Plains mayor lauds 2020 accomplishments

Valley press | January 13, 2021 12:00 AM

A long time problem for the Town of Plains took a giant step toward resolution in 2020 and some major issues are in line to be tackled this year.

And of course, like most of the planet, Covid reared its ugly head right here in River City creating a separate set of challenges.

Overall, Plains Mayor Dan Rowan, in the third of a four-year term, said he is pleased with the progress that has been made or is in the works to improve long-standing infrastructure issues.

“I would say like every year I’ve been here, the highest priority has been to get the sewer plant relocated,” he said. “The most significant thing has been securing the grant funding for that effort and by doing so we’ve put the last major piece of the planning in place.”

Rowan was referring to the last piece of the approximately $5.1 million funding puzzle that he now hopes will allow ground to be broken on a new sewage treatment system and lagoon that will alleviate a long time environmental threat to the Clark Fork River.

The current lagoon sits on a site that is perilously close to the river, with the potential for a calamity if flooding were to cause a breach in the walls of the sewage pond, which would create a major spill into the Clark Fork.

“Hopefully we will break ground this spring,” he said from his office in Plains. “The new site will be on land about a mile west of the airport and significantly further away from the river than the existing facility. That has been an issue for years.”

Although acquiring the last pieces of land necessary to proceed is still a potential issue, Rowan sounded confident a solution is at hand to relocate the facility to non-flood plain land.

Rowan, who recently battled a bout with Covid along with a growing number of Sanders County and Plains residents, said another major infrastructure issue that has existed for years also got a solid start last year with a good outlook for more substantial progress in 2021.

“Another priority is roads and water projects,” Rowan said. “We completed about 1,500 feet of road paving and chip sealing last year. It was not as much as we would have liked to get done, but funding is always an issue.”

In 2020 crews paved stretches of Garber as well as other problem areas in the town, work that often coincided with the drive to replace and in some areas reshape the town’s water supply system.

“There are about 500 service lines in need of replacement or repair in the town and we still have about 400 to go,” he said. “Projects like roads and water mains are things that are basically performed on an on-going basis. We have 13 miles of roads in the town and when we get them all taken care of it will most likely be time to start over again.”
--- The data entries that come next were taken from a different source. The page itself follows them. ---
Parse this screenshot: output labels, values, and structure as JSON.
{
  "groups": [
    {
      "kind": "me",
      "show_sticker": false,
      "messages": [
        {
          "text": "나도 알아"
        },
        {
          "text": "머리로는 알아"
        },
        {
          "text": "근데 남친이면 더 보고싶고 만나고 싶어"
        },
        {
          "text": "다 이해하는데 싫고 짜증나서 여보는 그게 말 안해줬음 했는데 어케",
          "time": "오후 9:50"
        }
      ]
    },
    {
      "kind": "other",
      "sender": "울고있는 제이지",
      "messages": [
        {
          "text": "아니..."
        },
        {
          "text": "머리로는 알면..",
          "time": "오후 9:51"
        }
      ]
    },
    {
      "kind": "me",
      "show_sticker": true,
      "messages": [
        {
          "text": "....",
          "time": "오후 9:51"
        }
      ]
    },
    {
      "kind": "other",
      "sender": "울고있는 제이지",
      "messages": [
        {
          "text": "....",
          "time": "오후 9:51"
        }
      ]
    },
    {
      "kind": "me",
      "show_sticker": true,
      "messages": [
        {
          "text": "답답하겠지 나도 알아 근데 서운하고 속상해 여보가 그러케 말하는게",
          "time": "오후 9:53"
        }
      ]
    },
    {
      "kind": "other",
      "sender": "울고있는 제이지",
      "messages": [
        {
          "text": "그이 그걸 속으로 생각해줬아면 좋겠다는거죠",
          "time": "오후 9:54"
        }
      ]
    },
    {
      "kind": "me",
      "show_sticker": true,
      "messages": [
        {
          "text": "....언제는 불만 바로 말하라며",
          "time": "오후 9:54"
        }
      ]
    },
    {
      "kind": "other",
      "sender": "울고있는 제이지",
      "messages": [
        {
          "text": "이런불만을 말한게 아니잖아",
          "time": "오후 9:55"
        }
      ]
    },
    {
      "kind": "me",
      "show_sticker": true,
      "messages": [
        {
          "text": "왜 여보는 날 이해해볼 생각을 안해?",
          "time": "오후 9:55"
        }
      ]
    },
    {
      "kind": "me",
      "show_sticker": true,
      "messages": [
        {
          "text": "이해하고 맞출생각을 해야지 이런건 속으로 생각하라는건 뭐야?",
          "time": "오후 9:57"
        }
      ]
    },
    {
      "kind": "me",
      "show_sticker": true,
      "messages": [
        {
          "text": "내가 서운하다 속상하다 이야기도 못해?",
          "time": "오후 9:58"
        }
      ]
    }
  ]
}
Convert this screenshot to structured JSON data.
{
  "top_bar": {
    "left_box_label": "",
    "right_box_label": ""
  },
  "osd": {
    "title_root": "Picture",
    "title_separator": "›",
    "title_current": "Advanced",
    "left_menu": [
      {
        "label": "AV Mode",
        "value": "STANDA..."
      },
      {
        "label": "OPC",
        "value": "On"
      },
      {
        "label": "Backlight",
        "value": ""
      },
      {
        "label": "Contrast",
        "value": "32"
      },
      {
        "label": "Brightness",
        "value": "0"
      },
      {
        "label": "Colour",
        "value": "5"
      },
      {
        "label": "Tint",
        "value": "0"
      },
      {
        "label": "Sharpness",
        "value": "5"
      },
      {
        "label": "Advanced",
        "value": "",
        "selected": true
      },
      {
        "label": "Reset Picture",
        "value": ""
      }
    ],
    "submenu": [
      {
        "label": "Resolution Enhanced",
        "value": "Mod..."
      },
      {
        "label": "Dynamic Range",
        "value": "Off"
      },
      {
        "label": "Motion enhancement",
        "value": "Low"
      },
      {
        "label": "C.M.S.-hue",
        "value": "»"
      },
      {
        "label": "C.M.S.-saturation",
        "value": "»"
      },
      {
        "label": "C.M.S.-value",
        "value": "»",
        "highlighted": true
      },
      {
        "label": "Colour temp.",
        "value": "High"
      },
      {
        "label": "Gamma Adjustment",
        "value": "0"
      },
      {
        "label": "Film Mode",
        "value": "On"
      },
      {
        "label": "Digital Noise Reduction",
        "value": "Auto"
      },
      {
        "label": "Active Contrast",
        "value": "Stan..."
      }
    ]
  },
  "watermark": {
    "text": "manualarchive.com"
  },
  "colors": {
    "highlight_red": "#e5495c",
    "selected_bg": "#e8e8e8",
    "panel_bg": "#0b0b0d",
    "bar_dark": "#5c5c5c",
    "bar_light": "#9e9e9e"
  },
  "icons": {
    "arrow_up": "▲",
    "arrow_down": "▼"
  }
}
Other projects taken care of last year included a revamping of the town’s water billing system, with a new rate scale put in place that included new-look bills.

The bills, which initially caused some confusion among town residents, have been revamped to address user suggestions and complaints. The changes to the billing system, he said, resulted in a cost savings of approximately $7,000 in producing the new billing cards.

“The first card was a bit difficult to read,” he said. “We heard what people were saying and have not had much negative feedback since we made some changes.”

The new billing system was part of a revamping of the water system that resulted in long-overdue rate increases caused by increased operation and maintenance costs. As part of that effort, he said, the town now has a better method to detect underground leaks quicker, which allows for faster repair to stop expensive leaks in the system.

The town also managed to solve an outstanding problem with the public works building and fire station, which had not seen improvements or upgrades for many years.

“There were things like leaks in the roof at the firehall that we took care of without the expense of a whole new building,” he said. “A new roof for the building was $25,000 whereas a new station would have cost about $625,000. We made the decision to live with what we have and fix it up.”

The building also got a new heating system to replace an antiquated furnace, an action that along with a new energy efficient roof cut the structure’s energy bill in half and extended its life expectancy by more than a decade.

Similar improvements are planned for City Hall this year, including replacing the wiring in the building, which was built in 1939.

“It’s good to maintain and improve what you have if you can and makes sense to take care of it,” Rowan said.

Overall, Rowan said he is enjoying the challenges he faced when he was elected three years ago and that running for another term is likely.

“There were more issues and work than I thought there would be to being mayor,” he said. “I was on the town council for 12 years and thought it would be a good starting point and it was, but I found out it was much more challenging than I thought.”

“There’s a learning curve to making decisions and the legal concerns with so many matters,” he said. “But I like accomplishing things like working to fix the sewer plant situation. That was a deal where when I came into office something had to be done.”

Despite sometimes round-the-clock calls from constituents about everything from deer in the yard to barking dogs to illegal parking concerns, Rowan said he is likely to seek another four-year term in office.

“It’s exciting to get things going like the sewage treatment problem,” he said. “I like being mayor of this town.

“I wouldn’t want to live anywhere else or move away from Plains.”